A minha resposta seria a que se segue. A diferença entre a falsificação de obras musicais e a falsificação de pinturas é que, ontologicamente, quando as versões de uma obra são idênticas nota por nota, são a mesma versão da mesma obra, pelo que não podem ter com o original a relação de falsificação; ao passo que quando as cópias de uma pintura são idênticas molécula a molécula com o original, são ainda, evidentemente, pinturas distintas e, portanto, podem ser falsificações.3

Evidentemente, como a história anterior mostra, a ontologia da falsificação musical difere em alguns aspectos relevantes da ontologia da falsificação de pinturas. Mas e depois? Não é surpreendente, uma vez que a ontologia das obras musicais difere da ontologia das pinturas em alguns aspectos relevantes, pelo menos segundo a maioria dos teorizadores. Contudo, a questão é que a ontologia das obras musicais não exclui a falsificação de obras musicais, como é habitual pensar; veja-se o exemplo da Partita para Flauta de Bach referido atrás. Só há um modo de descrever esse exemplo que capte as nossas intuições acerca do que sucedeu; tão-pouco se trata de um caso de “falsificação” num sentido estranho e rarefeito. A descrição é perfeitamente clara: uma obra musical, a Partita em Lá menor para Flauta Solo, de Bach, foi falsificada.

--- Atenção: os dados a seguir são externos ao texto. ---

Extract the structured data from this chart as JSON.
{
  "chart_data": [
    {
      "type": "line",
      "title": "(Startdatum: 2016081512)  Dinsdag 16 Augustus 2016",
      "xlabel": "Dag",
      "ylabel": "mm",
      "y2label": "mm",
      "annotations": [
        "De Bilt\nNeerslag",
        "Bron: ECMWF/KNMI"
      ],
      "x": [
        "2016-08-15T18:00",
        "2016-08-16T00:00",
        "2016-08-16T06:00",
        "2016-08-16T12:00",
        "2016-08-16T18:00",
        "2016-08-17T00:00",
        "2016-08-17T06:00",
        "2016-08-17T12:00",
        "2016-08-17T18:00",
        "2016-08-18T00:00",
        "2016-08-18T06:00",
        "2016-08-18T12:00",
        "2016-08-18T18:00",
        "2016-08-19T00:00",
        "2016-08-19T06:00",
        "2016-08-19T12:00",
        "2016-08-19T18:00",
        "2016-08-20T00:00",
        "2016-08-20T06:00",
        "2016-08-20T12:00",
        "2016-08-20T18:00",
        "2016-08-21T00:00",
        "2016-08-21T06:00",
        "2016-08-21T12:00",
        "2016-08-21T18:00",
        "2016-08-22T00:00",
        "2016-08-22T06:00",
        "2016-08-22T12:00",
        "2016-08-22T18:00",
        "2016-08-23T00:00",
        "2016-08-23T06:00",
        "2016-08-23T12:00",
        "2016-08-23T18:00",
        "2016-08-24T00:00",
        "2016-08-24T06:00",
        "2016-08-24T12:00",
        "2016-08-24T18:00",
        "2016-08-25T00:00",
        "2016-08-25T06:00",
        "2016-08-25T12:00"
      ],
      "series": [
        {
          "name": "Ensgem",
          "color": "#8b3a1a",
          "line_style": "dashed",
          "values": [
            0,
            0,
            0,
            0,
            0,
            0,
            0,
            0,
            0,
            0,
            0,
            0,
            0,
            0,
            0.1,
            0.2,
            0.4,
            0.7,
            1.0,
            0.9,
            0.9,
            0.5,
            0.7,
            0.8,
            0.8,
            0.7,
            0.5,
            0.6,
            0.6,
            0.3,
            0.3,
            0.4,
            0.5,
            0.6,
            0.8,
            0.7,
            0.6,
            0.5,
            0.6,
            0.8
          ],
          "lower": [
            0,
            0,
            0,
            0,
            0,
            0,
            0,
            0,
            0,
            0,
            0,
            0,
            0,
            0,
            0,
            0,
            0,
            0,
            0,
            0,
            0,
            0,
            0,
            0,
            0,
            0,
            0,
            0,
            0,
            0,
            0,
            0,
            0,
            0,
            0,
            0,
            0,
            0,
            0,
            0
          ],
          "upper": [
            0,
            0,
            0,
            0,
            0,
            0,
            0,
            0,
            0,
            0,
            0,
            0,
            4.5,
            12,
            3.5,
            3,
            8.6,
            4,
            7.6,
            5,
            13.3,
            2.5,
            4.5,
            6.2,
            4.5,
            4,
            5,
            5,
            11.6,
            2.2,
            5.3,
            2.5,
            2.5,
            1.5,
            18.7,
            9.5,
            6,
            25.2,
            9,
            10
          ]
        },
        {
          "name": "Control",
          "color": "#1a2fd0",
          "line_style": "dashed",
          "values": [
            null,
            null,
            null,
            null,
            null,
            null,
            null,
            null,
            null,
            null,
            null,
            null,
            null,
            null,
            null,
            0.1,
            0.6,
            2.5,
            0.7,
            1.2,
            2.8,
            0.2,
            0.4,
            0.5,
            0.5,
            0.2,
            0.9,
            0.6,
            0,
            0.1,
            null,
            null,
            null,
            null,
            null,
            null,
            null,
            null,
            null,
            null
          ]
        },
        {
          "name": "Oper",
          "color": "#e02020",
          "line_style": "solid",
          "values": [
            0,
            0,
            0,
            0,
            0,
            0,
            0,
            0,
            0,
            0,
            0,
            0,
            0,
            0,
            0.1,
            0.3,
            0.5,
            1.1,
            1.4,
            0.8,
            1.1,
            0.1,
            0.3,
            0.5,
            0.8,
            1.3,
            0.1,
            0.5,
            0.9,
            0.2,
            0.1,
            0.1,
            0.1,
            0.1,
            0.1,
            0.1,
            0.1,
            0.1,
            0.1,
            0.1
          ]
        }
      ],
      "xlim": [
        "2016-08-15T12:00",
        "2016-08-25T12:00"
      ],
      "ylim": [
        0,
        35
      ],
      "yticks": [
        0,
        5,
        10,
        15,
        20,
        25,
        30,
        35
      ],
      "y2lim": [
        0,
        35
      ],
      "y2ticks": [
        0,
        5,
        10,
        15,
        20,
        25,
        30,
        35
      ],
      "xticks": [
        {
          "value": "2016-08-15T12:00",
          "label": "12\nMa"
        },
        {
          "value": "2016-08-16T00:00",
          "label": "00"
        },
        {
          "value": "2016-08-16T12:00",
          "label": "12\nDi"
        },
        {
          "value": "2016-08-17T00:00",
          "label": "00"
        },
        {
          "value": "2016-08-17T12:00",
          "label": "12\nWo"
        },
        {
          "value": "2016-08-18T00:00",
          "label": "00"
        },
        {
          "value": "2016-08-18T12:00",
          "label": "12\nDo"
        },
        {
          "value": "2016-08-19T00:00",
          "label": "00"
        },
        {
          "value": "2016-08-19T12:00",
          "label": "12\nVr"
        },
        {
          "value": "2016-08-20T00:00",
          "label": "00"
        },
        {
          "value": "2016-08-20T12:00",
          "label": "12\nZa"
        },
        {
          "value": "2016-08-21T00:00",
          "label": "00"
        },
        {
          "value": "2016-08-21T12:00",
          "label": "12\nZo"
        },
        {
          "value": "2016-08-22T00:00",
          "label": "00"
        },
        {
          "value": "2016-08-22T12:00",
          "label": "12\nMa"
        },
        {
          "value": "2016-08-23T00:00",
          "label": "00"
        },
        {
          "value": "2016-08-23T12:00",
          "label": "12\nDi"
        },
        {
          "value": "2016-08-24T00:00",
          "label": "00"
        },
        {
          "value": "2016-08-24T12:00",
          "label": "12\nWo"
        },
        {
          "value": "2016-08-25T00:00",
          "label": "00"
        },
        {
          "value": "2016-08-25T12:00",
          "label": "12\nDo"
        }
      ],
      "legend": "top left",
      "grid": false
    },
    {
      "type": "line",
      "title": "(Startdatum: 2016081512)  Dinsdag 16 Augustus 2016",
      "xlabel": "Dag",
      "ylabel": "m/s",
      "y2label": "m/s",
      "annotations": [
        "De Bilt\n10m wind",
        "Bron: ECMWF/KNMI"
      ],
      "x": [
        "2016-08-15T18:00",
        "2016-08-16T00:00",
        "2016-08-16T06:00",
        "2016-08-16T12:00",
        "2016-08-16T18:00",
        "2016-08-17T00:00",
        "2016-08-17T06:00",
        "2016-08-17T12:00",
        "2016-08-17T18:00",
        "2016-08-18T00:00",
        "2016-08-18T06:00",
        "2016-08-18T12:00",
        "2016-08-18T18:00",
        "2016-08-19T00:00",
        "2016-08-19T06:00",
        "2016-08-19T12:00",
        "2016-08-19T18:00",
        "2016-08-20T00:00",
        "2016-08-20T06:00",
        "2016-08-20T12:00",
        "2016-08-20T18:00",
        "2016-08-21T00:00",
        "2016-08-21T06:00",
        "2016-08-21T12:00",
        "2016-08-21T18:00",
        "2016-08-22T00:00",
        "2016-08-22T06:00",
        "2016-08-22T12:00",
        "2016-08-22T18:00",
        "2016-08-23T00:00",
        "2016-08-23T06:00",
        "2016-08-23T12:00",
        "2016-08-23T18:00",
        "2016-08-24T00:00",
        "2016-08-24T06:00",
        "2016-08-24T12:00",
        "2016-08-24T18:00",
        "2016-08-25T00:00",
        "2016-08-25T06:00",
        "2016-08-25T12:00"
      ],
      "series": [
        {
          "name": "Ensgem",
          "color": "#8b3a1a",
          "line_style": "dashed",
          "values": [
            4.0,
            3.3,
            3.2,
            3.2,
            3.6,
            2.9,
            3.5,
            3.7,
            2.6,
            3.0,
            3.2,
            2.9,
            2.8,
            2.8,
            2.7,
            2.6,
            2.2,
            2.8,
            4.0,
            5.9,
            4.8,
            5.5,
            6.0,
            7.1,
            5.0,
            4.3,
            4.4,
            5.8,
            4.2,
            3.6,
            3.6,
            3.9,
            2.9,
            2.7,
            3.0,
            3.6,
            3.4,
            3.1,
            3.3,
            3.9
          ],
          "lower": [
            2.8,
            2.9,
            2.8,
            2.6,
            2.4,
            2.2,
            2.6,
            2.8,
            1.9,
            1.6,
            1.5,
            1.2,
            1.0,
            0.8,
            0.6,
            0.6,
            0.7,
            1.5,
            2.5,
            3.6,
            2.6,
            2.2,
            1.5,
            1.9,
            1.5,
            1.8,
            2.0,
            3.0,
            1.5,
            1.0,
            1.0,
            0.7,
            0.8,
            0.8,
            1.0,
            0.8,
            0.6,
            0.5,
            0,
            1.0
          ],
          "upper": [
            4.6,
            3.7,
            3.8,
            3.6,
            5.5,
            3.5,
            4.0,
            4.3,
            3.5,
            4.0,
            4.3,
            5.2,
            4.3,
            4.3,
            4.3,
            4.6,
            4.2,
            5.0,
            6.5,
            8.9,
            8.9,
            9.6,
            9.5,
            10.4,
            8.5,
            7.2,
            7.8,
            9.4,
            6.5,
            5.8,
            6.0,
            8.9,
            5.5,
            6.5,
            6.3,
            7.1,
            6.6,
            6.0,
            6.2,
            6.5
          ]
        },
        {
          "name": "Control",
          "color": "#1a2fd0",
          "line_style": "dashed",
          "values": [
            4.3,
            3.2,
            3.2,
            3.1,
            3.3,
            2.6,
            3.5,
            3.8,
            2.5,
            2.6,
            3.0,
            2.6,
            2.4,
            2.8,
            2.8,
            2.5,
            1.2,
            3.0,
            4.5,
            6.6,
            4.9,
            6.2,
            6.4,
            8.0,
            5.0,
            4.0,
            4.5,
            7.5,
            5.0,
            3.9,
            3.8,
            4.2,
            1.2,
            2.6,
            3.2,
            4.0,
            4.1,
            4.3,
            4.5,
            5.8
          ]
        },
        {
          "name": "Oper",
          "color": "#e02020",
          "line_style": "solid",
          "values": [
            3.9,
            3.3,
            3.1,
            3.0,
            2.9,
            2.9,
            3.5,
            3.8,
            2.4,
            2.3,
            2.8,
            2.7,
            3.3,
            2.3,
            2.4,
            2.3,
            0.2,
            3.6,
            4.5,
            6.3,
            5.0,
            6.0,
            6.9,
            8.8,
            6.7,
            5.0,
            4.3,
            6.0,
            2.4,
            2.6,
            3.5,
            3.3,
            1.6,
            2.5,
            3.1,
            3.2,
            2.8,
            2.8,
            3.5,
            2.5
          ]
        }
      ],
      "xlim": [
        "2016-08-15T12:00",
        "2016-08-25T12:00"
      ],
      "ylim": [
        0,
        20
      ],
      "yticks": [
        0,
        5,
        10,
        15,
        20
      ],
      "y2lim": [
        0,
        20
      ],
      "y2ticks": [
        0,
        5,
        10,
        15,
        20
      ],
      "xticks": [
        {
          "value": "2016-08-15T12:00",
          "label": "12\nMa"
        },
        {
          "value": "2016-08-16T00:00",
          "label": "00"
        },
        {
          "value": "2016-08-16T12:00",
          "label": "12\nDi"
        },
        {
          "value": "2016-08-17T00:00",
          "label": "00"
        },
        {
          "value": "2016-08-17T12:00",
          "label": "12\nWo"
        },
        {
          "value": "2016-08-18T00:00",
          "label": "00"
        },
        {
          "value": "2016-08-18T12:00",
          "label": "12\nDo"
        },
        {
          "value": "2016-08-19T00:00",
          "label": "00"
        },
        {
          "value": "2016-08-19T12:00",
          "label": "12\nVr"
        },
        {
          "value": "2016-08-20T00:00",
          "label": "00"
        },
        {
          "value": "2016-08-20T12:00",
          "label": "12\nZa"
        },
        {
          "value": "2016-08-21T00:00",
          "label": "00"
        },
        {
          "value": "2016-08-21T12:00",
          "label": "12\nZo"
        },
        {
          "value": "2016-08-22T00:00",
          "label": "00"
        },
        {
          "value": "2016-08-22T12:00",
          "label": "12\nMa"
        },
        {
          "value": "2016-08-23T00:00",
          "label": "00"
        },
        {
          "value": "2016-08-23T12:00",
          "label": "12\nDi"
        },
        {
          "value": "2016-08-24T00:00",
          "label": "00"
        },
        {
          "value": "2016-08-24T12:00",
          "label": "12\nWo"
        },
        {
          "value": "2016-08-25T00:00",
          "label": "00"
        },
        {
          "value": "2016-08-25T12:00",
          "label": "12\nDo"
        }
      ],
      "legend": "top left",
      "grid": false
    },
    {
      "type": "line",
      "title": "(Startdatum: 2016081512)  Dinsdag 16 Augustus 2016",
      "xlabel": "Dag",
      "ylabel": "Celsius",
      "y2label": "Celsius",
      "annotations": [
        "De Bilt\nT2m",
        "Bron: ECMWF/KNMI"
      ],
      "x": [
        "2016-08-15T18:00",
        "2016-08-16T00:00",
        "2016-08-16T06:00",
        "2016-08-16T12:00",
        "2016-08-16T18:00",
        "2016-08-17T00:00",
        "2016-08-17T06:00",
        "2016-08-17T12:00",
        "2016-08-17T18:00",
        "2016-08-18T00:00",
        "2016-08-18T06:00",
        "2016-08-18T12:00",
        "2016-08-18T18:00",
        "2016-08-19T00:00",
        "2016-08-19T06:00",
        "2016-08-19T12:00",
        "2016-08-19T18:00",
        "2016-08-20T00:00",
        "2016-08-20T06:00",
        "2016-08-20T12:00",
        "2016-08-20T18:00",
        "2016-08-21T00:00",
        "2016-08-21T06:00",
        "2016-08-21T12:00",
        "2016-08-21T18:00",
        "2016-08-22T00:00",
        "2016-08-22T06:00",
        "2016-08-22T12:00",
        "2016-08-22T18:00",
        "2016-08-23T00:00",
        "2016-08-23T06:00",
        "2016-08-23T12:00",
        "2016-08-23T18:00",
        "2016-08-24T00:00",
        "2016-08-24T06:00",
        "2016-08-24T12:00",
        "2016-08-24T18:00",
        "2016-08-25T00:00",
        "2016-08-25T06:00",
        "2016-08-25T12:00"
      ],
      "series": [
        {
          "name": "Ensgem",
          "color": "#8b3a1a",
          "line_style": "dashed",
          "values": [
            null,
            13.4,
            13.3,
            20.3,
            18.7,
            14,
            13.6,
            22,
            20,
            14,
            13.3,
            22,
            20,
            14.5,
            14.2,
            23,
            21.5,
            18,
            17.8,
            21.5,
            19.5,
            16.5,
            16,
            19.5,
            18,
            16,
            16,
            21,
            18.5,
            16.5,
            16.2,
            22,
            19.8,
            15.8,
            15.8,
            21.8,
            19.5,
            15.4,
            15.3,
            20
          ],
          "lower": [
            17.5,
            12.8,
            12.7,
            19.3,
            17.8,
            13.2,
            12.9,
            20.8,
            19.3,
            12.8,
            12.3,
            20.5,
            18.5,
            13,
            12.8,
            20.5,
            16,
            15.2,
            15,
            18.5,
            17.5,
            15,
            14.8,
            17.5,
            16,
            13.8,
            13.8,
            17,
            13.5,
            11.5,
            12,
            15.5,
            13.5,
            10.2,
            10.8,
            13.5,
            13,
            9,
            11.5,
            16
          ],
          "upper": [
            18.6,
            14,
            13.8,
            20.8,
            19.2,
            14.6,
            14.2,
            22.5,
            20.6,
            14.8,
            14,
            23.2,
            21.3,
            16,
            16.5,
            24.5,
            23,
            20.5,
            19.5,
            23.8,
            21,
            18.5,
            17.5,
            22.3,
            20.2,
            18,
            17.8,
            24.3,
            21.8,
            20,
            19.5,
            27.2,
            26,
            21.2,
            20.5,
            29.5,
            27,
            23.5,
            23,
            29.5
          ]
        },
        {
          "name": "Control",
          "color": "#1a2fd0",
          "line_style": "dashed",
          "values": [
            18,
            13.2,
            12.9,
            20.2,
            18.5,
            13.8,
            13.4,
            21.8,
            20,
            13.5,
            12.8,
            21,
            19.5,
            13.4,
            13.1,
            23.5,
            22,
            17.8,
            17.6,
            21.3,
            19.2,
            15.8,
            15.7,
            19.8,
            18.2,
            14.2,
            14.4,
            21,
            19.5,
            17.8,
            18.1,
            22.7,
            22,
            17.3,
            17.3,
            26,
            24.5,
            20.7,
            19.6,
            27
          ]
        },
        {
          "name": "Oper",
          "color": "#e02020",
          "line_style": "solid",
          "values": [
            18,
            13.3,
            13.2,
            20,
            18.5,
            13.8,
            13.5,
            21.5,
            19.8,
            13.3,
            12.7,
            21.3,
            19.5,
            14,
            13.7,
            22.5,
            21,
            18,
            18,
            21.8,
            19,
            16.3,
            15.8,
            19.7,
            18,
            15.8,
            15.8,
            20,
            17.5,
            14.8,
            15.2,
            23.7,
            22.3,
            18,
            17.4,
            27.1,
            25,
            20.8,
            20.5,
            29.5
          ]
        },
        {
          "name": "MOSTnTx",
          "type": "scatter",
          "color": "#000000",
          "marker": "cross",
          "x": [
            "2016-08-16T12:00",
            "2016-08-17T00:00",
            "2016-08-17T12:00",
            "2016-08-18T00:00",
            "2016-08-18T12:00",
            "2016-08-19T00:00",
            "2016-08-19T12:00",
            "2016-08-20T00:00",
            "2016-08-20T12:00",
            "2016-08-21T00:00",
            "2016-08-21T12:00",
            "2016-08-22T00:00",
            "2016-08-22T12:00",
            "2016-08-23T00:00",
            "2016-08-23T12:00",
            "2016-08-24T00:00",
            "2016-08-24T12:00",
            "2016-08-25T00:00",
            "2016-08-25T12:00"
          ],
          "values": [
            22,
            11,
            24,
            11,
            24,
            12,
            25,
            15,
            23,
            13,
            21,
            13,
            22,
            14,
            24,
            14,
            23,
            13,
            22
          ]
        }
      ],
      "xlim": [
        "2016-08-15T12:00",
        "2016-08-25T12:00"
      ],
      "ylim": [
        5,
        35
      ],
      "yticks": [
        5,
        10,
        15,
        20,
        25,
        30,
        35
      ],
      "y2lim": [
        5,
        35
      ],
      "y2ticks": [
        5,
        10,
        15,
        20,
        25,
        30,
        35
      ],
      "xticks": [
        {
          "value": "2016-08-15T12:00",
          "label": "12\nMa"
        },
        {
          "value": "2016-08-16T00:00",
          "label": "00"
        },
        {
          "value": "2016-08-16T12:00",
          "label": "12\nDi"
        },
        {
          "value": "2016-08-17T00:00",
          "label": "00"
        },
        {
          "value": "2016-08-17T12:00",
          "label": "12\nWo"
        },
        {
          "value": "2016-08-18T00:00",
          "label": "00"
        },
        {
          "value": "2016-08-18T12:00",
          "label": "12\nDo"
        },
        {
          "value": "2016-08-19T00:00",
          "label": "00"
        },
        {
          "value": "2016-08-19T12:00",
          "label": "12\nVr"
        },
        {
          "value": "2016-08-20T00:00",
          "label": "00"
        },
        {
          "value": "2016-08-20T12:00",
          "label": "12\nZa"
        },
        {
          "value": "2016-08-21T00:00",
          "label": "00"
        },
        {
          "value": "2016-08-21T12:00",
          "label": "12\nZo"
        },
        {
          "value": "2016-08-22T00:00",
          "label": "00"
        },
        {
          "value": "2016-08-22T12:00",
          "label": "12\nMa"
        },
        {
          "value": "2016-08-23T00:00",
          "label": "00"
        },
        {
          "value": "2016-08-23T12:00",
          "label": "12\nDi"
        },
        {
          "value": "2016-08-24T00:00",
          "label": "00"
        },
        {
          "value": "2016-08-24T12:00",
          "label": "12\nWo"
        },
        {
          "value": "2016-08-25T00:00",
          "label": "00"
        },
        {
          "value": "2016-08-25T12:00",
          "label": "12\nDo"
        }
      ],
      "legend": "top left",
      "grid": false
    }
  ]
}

Concluindo, a falsificação musical, no sentido apropriado do termo, parece possível ontologicamente e na prática, e provavelmente não vale o esforço que custa.4

Peter Kivy
Journal of Aesthetics and Art Criticism, vol. 58, n.º 3 (Verão de 2000), pp. 233–235

Notas

  1. Nelson Goodman, Languages of Art, an Approach to a Theory of Symbols (Indianápolis: Bobbs-Merrill, 1968), pp. 112–122. [Linguagens da Arte: uma Abordagem a uma Teoria dos Símbolos, trad. V. Moura e D. Murcho, Gradiva, 2006.]
  2. Robert L. Marshall, The Music of Johann Sebastian Bach: The Sources, the Style, the Significance (Nova Iorque: Schirmer, 1989), p. 211.
  3. Jerrold Levinson, numa comunicação privada, sugere uma interpretação alternativa deste exemplo. Escreve: “Se acredita que está a inventar algo, e representa o resultado como algo diferente daquilo que acredita que é (ou seja, como uma invenção sua), então não vejo por que não seria uma falsificação, mesmo quando o resultado, por uma “coincidência improvável”, é um resultado “feliz”. Penso que isto é independente da sua preferência (aparentemente ainda robusta) por uma ontologia musical em que obras com a mesma estrutura sónica/tonal são necessariamente as mesmas obras”.
  4. Estou grato a Noël Carroll e a Jerrold Levinson por lerem uma versão anterior deste artigo, e pelas suas observações criticas úteis. Sou, como é óbvio, inteiramente responsável pelos erros que permaneçam.